Francis

Blank. That's what my mind is. I look down at the little piece of paper on which I am supposed to write down my regrets. I don't know what to write, not because I don't have any regrets but because I do not know where to start. I suppose my anger is another factor that clouds my mind. I am angry at myself, angry at Mary, angry at Olivia, angry at Bash, angry that I am angry; basically I am angry at everyone and everything. If I had tamed my temper when Mary confronted me about Olivia, she wouldn't have run off to Bash. So I guess I am the root of the problem.

"My regrets are not hard to summon,"

The sound of Mary's voice makes my body tense. I want to look up at her and confront her, tell her what I saw, demand for an explanation. But I don't. I continue to stare at the paper, wondering what she will say next.

"I'm sorry we fought, I'm sorry I didn't eat more and drink less,"

I can hear the pain in her voice when she says this and my first instinct is the comfort her. Even after she betrays me, with my own brother nonetheless, I still can't help but care for her.

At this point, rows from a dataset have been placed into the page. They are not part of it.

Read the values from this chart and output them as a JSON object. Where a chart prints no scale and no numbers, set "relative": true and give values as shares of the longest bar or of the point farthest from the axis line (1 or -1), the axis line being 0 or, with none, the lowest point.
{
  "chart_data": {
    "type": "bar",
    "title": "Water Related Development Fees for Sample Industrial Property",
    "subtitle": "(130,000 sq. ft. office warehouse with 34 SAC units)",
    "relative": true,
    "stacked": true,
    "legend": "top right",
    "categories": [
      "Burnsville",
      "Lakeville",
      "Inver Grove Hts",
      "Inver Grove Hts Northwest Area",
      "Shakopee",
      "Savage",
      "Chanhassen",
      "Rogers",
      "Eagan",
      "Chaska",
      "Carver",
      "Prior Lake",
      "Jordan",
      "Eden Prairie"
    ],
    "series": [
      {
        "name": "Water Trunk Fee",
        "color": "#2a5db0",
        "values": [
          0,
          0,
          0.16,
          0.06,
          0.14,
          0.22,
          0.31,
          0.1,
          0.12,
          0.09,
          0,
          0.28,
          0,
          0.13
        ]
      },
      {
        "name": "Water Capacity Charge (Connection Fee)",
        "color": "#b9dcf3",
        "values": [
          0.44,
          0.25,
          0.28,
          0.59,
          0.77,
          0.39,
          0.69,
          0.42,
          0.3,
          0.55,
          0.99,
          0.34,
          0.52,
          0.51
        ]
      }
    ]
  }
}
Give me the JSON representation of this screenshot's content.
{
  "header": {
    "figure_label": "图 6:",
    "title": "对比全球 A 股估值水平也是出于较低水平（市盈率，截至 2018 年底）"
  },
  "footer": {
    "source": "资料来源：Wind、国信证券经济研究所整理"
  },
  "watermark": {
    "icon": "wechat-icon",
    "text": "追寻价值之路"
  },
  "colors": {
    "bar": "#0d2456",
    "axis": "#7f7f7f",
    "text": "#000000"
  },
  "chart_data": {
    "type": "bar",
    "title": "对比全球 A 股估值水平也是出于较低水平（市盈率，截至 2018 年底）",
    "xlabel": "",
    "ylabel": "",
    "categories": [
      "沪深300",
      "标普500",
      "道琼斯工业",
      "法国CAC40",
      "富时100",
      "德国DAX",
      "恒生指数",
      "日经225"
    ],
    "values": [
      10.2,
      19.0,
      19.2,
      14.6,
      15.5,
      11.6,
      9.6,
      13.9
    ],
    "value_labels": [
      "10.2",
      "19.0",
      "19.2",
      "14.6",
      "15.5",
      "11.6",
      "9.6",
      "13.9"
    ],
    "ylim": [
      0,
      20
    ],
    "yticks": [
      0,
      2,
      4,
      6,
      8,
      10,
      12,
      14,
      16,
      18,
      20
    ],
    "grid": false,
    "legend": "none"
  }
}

My country used to be my priority, but now it has shifted. Mary is my priority now. I put on a neutral face and look at her.

"I'm sorry I over reacted,"

Looking at her face, all I can see is the image of her and Bash together. It takes all of my willpower to hold back the tears. Once again, I look down at the paper and write down my own regrets.

"Perhaps after this we could talk?"

Mary has always been proud, being the Queen of Scotland and all. She has never been someone that would beg and right now she's pleading. I know that my silence is hurting her, but I don't know what to say. Mary is not the only one who is in pain, I'm hurt too. I need time to process and forgive. Since Mary has been back at court I've dedicated myself to her, I even killed for her! I told her that there is nothing going on between Olivia and me, but she didn't believe me. After all that we've been through, she still doesn't trust me. And Bash, what a great brother he is. He could have anybody but he chose set his sights on Mary, my Mary. Amidst all the confusion, there is one thing I'm sure of. I don't want to talk to Mary, not now at least.

"No need. You've expressed your feelings quite clearly."

Once the words leave my lips, I instantly regret them. I know they will only add to Mary's pain but I think I deserve to be selfish for a while. I need to heal. I need to think about what to do. I need time to forgive. I can feel Mary's gaze on me and I ignore it. I look down at the paper and read my finished regret, "following my heart instead of my head."

It seems that Mary is done with her regret as well. We attach our regrets to our respective boats and sail them away. I can feel her presence beside me and it makes me weak. I want to yell at her for what she did, but at the same time I want to kiss her passionately and tell her I'm sorry. I've always been a relatively strong man, but I am weak when it comes to Mary. I can't stand here, next to her, anymore. I don't want to watch the boats sail away. I turn around and walk towards the castle, leaving Mary behind.

As I'm walking I feel someone grabbing my arm. I look to see that it's none other than Olivia. I'm too angry, too tired, and too weak to tell her to leave me alone. I guess I could use the company. Today I will let her come with me, but tomorrow I'm telling her to leave. I don't want her to continue to complicate things between Mary and I.

We have enough complications as it is.